I believe I’ve expressed the notion that the stream of psych-folk seems to have been damned a bit since its early aughts resurgence. That’s not to say that there haven’t been prolific pockets, as speaks to the work of labels Eiderdown and Deep Water Acres, both of whom have nurtured the career of Washington’s Prana Crafter. It’s just that now when an exceptional example comes hurtling through the tubes, I stand up and take notice. Will Sol stands ready with a new cassette release under the Prana Crafter banner for psychedelic wellspring Beyond Beyond is Beyond, and it is certainly an example of psych-folk at its finest. Though, while the excitement of a new poster child for the sound is tempting, I hate to back him into that corner alone, as it seems a disservice to his brand of psychedelia on the whole.

Bhodi Cheetah’s Choice is dank with the moss of the best burrowed forest psych – bubbling acoustic strums in a vat of ozone-scummed guitar. But Sol folds in haunting ambience, via organ moans, electronic thrums and the rhythmic hum of field recordings. He’s imbued the record with an haunting sadness that gives it an otherworldly quality. It’s psych-folk for all intents and purposes, but bigger and more affecting than any one genre can conjure. The label’s not entirely offbase to associate this with the more experimental work of Fahey (see perhaps his work for Table of the Elements), but even as a one-man band he’s pushed this into territories once occupied by heavy improv psych masters ¬– Popul Vuh, Träd, Gräs & Stenar, Amon Düül II.

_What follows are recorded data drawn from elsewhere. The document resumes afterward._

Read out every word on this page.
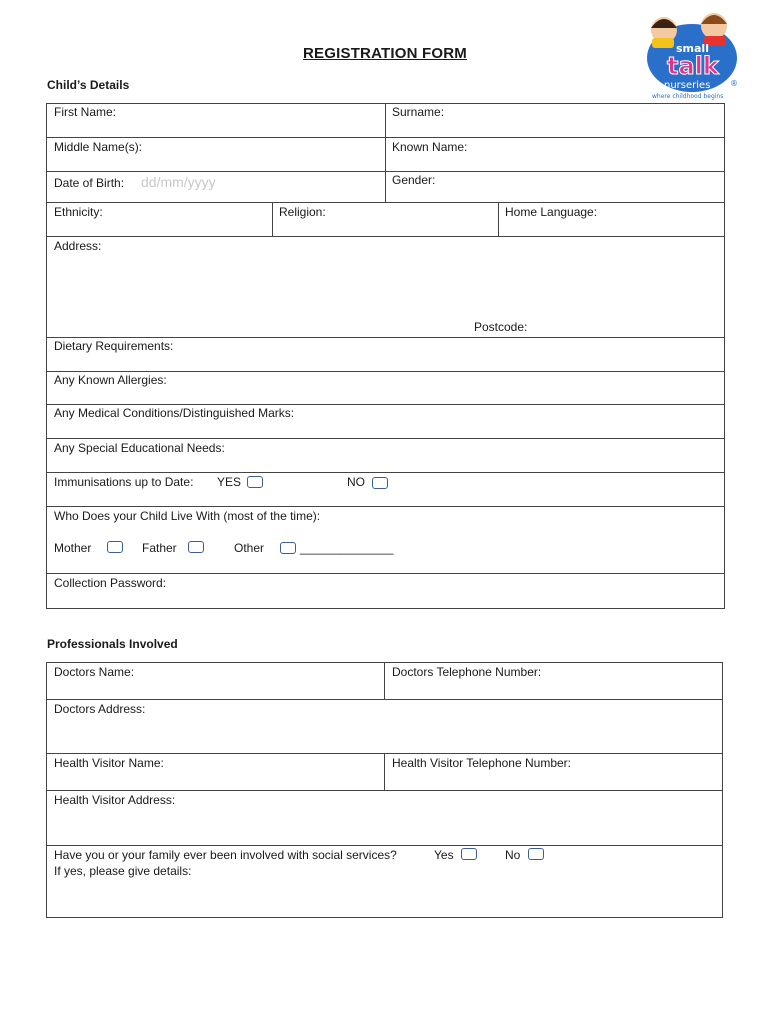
small
talk
nurseries
where childhood begins
®
REGISTRATION FORM
Child’s Details
First Name:	Surname:
Middle Name(s):	Known Name:
Date of Birth: dd/mm/yyyy	Gender:
Ethnicity:	Religion:	Home Language:
Address:
Postcode:
Dietary Requirements:
Any Known Allergies:
Any Medical Conditions/Distinguished Marks:
Any Special Educational Needs:
Immunisations up to Date: YES	NO
Who Does your Child Live With (most of the time):
Mother	Father	Other	______________
Collection Password:
Professionals Involved
Doctors Name:	Doctors Telephone Number:
Doctors Address:
Health Visitor Name:	Health Visitor Telephone Number:
Health Visitor Address:
Have you or your family ever been involved with social services?	Yes	No
If yes, please give details:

With this record Sol has marked himself one to watch from here on out. Prana Crafter may well climb the ranks to sit alongside the likes of Six Organs of Admittance and Vanishing Voice-era Wooden Wand in terms of the modern day psychedelic luminaries. Here’s hoping that with enough groundswell BBiB will bump this one up to a full vinyl release rather than the cassette ghetto that Prana Crafter’s found himself in previously. This one deserves the fuller spectrum to spread its discomfiting burn.